Towards userspaceification of POSIX - part I: signal handling and IO
By Jacob Lorentzon (4lDO2) on
Introduction
I’m very exited to announce that Redox has been selected as one of the 45 projects receiving new NGI Zero grants, with me as primary developer for Redox’s POSIX signals project! The goal of this project it to implement proper POSIX signal handling and process management, and to do this in userspace to the largest reasonable extent. This grant is obviously highly beneficial for Redox, and will allow me to dedicate significantly more time to work on the Redox kernel and related components for one year.
As this announcement came roughly a week after RSoC started, I spent the first week preparing the kernel for new IPC changes, by investing some time into changing the scheme packet format, improving both performance and the possible set of IPC messages.
Since then, I’ve been working on replacing the current signal implementation with a mostly userspace-based one, initially keeping the same level of support without adding new features. This has almost been merged.
Improved userspace scheme protocol, and stateless IO
TL;DR As announced in the June report, an improved scheme packet format and two new syscalls have improved RedoxFS copy performance by 63%!

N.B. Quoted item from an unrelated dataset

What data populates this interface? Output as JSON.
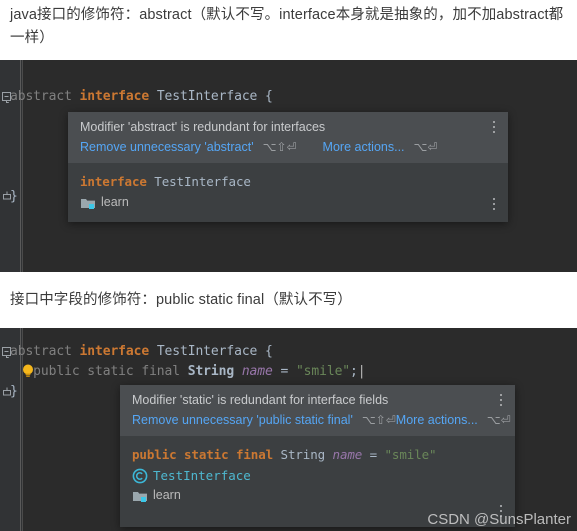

The Redox kernel implements IO syscalls, such as SYS_READ, by mapping affected
memory ranges directly into the handler process, and by queueing Packet
s
containing metadata of those scheme calls. The Packet
struct has existed, and
had zero changes to the format, since this commit from
2016. It is defined as follows:
#[repr(packed)]
struct Packet {
id: u64, // unique (among in-flight reqs) tag
pid: usize, // caller context id
uid: u32, // caller effective uid
gid: u32, // caller effective gid
a: usize, // SYS_READ
b: usize, // fd
c: usize, // buf.as_mut_ptr()
d: usize, // buf.len()
// 56 bytes on 64-bit platforms
}
While this struct is sufficient for implementing most syscalls, the obvious
limitation of at most 3 arguments has resulted in accumulated technical debt
among many different Redox components. For example, since pread
requires at
least 4 args, almost all schemes previously implemented boilerplate roughly of the
form
fn seek(&mut self, fd: usize, pos: isize, whence: usize) -> Result<isize> {
let handle = self.handles.get_mut(&fd).ok_or(Error::new(EBADF))?;
let file = self
.filesystem
.files
.get_mut(&handle.inode)
.ok_or(Error::new(EBADFD))?;
let old = handle.offset;
handle.offset = match whence {
SEEK_SET => cmp::max(0, pos),
SEEK_CUR => cmp::max(
0,
pos + isize::try_from(handle.offset).or(Err(Error::new(EOVERFLOW)))?,
),
SEEK_END => cmp::max(
0,
pos + isize::try_from(file.data.size()).or(Err(Error::new(EOVERFLOW)))?,
),
_ => return Err(Error::new(EINVAL)),
} as usize;
Ok(handle.offset as isize) // why isize???
}
as well as requiring all schemes to store the file cursor for all handles (which on GNU Hurd similarly is considered a ‘questionable design choice’ in the critique). This cursor unfortunately cannot be stored in userspace without complex coordination, since POSIX allows file descriptors to be shared by an arbitrary number of processes, after e.g. forks or SCM_RIGHTS transfers (even though this use case is most likely very rare, so it’s not entirely impossible for this state to be moved to userspace).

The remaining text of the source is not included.